Thursday, February 21, 2019
Not atypically, the Supreme Court in Horne interprets the canonical Nollan narrowly as a case about developer exactions. Viewed that way, Nollan does not speak to the issue in Horne: the raisins that the government took from the owners were not surrendered in exchange for explicit permission to engage in an activity the government either did or could forbid.
But Nollan stands for a far broader principle: the government should not be induced to reject a policy instrument that necessitates taking steps that would otherwise constitute a compensable taking in favor of an alternative policy instrument that does not give rise to a compensation obligation if (a) it meets the same purpose as the non-compensable action would have met and (b) the owner is neutral toward, or prefers, the policy instrument that includes a traditional taking.
In Nollan itself, the Court is clear that the state should not be discouraged from using its preferred policy instrument to protect public view of the ocean (allowing development of a bigger, view blocking structure and seizing a viewing easement on the landowner’s property) rather than an inferior instrument (refusing to permit development) by being forced to compensate when it seizes the easement. If an owner accepts the state’s offer to surrender the easement (rather than merely refusing to develop) we know that the deal is Pareto superior.

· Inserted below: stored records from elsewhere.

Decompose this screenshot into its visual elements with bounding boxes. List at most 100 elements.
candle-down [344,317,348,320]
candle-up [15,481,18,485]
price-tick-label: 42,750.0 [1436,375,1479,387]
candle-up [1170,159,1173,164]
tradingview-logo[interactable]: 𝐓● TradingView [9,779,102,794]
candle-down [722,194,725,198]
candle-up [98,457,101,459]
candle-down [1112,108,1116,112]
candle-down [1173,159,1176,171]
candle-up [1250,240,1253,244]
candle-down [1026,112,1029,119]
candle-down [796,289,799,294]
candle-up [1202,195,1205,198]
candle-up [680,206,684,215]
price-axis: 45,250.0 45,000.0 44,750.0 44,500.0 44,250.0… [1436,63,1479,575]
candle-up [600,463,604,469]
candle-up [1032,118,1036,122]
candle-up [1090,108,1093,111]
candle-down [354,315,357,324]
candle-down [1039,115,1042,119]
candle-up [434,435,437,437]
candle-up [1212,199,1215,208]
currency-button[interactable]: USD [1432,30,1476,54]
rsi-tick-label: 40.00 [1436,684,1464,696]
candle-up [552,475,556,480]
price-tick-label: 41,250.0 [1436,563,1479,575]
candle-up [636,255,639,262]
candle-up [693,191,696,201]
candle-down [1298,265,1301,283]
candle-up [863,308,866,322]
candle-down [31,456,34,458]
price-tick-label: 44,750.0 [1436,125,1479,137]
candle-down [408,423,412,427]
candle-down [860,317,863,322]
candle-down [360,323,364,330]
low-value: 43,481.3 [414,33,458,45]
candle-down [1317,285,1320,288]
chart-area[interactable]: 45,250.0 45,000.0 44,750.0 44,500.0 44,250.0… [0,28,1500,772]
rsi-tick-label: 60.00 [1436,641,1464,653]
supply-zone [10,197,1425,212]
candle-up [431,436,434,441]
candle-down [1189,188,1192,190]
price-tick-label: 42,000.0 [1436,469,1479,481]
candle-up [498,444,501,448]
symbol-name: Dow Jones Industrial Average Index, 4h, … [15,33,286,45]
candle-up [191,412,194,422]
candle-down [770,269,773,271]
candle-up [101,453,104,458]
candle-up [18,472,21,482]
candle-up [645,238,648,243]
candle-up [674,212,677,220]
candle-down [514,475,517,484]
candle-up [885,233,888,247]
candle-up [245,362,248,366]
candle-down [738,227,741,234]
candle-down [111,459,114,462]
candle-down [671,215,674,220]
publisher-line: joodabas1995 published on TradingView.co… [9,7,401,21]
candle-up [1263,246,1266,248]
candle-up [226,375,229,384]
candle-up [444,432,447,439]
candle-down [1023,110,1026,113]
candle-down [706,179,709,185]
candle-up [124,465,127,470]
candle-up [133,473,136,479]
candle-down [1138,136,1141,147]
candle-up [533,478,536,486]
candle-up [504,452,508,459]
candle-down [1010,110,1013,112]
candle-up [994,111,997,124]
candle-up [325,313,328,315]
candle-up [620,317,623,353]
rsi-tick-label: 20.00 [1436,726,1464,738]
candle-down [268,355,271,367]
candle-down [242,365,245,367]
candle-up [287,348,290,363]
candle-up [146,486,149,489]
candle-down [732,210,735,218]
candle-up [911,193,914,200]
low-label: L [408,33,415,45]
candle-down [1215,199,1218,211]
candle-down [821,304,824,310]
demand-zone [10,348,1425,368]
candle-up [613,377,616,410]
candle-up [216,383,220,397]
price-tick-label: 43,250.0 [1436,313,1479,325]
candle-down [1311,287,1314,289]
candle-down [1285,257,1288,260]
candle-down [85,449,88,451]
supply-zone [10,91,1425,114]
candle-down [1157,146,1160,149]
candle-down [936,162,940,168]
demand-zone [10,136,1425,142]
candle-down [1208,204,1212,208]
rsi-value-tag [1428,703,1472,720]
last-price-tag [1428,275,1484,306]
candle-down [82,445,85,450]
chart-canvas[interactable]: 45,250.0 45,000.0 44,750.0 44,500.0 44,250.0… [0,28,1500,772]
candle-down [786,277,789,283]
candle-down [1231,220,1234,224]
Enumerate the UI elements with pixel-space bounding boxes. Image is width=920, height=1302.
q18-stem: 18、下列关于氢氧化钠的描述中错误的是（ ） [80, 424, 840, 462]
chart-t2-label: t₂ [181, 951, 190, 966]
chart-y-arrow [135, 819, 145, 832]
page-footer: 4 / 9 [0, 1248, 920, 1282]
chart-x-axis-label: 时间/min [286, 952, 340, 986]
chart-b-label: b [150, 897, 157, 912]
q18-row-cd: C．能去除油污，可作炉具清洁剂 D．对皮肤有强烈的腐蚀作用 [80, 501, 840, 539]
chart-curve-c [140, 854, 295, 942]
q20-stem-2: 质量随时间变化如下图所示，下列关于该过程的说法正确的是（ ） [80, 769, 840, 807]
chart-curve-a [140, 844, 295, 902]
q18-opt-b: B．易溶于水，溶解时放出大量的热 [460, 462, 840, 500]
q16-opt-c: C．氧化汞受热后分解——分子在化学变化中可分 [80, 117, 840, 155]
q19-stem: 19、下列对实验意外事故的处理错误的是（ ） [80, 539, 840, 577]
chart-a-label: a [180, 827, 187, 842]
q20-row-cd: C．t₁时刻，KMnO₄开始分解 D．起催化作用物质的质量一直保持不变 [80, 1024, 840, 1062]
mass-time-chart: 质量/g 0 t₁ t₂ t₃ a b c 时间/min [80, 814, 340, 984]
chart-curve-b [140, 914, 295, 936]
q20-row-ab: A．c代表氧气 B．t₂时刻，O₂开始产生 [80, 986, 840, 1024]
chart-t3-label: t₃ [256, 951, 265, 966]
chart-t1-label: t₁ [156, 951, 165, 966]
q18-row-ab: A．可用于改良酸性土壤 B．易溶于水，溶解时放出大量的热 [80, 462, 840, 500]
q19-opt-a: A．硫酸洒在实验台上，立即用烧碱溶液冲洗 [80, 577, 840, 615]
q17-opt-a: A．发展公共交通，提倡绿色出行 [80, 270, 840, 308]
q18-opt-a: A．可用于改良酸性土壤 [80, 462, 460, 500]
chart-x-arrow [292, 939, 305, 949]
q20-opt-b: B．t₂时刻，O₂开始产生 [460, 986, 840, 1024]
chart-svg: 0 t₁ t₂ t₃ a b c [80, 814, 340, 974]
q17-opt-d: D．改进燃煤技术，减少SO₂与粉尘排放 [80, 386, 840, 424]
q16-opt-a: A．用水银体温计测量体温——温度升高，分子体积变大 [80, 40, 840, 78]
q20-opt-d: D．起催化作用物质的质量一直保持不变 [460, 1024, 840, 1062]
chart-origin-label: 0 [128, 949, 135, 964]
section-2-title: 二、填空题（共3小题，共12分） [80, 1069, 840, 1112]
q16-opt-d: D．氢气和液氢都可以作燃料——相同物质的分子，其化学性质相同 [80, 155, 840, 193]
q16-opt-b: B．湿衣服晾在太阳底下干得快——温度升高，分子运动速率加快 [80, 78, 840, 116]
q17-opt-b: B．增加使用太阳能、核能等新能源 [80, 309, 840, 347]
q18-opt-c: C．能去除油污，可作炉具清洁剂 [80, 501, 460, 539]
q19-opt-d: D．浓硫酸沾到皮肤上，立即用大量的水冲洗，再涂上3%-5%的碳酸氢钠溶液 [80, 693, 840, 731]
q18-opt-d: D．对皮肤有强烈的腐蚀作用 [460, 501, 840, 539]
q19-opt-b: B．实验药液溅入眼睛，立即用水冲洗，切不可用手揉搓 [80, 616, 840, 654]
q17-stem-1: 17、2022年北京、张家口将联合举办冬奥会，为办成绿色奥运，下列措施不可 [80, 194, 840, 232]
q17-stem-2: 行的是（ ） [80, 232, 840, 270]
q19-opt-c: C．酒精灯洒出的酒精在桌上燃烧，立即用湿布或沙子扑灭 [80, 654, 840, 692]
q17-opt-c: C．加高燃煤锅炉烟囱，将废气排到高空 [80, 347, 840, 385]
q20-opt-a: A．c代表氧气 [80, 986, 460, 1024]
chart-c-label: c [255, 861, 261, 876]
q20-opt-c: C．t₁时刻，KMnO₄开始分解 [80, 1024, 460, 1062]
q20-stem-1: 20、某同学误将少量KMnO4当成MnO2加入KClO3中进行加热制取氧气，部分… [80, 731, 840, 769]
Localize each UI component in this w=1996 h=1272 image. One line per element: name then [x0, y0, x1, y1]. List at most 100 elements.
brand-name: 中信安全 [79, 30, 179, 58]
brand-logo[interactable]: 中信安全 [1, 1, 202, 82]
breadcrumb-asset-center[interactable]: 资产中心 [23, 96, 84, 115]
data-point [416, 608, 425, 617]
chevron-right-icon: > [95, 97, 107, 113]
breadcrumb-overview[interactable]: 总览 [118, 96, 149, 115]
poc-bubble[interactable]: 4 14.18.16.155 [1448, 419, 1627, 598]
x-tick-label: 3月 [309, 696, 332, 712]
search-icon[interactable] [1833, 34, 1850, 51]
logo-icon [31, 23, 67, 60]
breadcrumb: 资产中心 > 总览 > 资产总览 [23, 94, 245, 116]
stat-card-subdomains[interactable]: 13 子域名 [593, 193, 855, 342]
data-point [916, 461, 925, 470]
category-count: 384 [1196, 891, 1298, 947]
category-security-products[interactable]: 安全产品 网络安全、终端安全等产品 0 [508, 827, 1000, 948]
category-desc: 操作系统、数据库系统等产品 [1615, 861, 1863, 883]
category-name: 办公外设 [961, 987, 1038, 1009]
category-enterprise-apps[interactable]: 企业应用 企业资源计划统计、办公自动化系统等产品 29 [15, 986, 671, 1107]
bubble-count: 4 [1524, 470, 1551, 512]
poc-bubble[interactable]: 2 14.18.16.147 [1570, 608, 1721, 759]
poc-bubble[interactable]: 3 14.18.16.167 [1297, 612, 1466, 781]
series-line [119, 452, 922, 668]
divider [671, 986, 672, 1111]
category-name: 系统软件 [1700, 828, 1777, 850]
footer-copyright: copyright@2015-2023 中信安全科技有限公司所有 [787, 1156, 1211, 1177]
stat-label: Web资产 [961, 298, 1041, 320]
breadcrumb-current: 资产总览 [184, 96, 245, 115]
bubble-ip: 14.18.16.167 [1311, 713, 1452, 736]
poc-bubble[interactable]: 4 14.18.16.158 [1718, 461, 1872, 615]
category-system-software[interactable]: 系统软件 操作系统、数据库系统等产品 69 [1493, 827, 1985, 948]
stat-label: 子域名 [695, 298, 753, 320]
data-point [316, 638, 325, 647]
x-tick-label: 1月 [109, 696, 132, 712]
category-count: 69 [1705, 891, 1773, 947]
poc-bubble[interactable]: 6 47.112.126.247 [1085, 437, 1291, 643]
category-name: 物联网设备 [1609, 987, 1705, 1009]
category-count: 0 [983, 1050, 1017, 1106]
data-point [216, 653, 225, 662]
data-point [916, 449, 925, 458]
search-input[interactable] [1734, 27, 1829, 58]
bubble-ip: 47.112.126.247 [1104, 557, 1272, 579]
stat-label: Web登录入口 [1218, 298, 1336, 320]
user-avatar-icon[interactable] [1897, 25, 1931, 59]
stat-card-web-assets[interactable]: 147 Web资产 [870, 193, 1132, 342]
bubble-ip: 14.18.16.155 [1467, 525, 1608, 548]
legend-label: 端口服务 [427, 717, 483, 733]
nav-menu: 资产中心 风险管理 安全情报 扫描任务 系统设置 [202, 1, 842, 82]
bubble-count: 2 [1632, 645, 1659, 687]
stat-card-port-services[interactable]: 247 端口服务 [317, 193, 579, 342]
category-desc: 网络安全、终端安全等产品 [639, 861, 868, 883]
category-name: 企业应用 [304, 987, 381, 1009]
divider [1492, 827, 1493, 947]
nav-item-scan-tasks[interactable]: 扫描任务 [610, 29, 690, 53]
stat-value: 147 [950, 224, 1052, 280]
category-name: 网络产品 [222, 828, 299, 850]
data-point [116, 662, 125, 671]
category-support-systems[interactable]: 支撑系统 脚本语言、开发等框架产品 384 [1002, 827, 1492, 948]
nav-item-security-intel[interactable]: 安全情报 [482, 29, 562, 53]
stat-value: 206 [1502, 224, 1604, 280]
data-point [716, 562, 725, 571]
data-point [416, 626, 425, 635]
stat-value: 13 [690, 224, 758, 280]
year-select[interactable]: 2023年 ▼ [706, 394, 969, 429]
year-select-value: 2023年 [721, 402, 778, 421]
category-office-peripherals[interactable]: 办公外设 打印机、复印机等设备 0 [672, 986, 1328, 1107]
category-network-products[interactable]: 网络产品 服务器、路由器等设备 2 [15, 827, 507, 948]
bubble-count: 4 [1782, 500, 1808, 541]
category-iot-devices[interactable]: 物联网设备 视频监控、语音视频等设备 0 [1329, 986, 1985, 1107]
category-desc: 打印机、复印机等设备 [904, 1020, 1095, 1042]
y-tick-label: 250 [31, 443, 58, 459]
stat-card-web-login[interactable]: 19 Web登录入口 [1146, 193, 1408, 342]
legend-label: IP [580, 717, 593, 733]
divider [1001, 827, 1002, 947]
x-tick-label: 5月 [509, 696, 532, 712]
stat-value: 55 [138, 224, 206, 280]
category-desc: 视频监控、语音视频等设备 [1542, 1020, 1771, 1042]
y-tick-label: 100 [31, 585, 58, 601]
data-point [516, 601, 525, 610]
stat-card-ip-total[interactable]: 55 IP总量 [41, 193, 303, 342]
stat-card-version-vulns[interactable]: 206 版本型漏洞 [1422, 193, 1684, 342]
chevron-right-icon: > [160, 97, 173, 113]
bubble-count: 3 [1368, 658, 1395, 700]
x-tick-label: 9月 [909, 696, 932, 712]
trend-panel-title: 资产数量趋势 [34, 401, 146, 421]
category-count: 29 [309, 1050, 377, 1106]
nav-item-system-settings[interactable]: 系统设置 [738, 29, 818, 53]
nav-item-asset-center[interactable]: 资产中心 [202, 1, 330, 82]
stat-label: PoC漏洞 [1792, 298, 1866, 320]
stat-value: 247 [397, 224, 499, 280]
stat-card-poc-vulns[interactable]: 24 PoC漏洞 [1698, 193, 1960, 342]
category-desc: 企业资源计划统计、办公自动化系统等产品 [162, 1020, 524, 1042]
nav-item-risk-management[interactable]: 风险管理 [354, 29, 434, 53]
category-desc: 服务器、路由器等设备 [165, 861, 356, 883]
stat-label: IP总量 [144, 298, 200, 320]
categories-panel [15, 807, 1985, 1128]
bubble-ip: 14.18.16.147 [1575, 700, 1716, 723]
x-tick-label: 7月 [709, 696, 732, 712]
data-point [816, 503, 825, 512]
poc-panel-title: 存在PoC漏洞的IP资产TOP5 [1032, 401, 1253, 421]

In Horne, the federal government should not be induced to use an inferior policy instrument that does not give rise to a duty to compensate (ex ante production quotas or ex post restrictions on raisin sale) rather than a superior one (seizing raisins once market conditions are known) by being forced to compensate only if it uses the instrument that involves a traditionally compensable physical seizure.
Though it is generally easiest to tell in exaction cases that the owner prefers the state’s favored policy choice when the owner surrenders property in exchange for a permit, it is simple to tell in Horne as well because the owners retain a contingent interest in the profits earned on the sale of seized raisins, and any rational grower would prefer that to a simple sale restriction.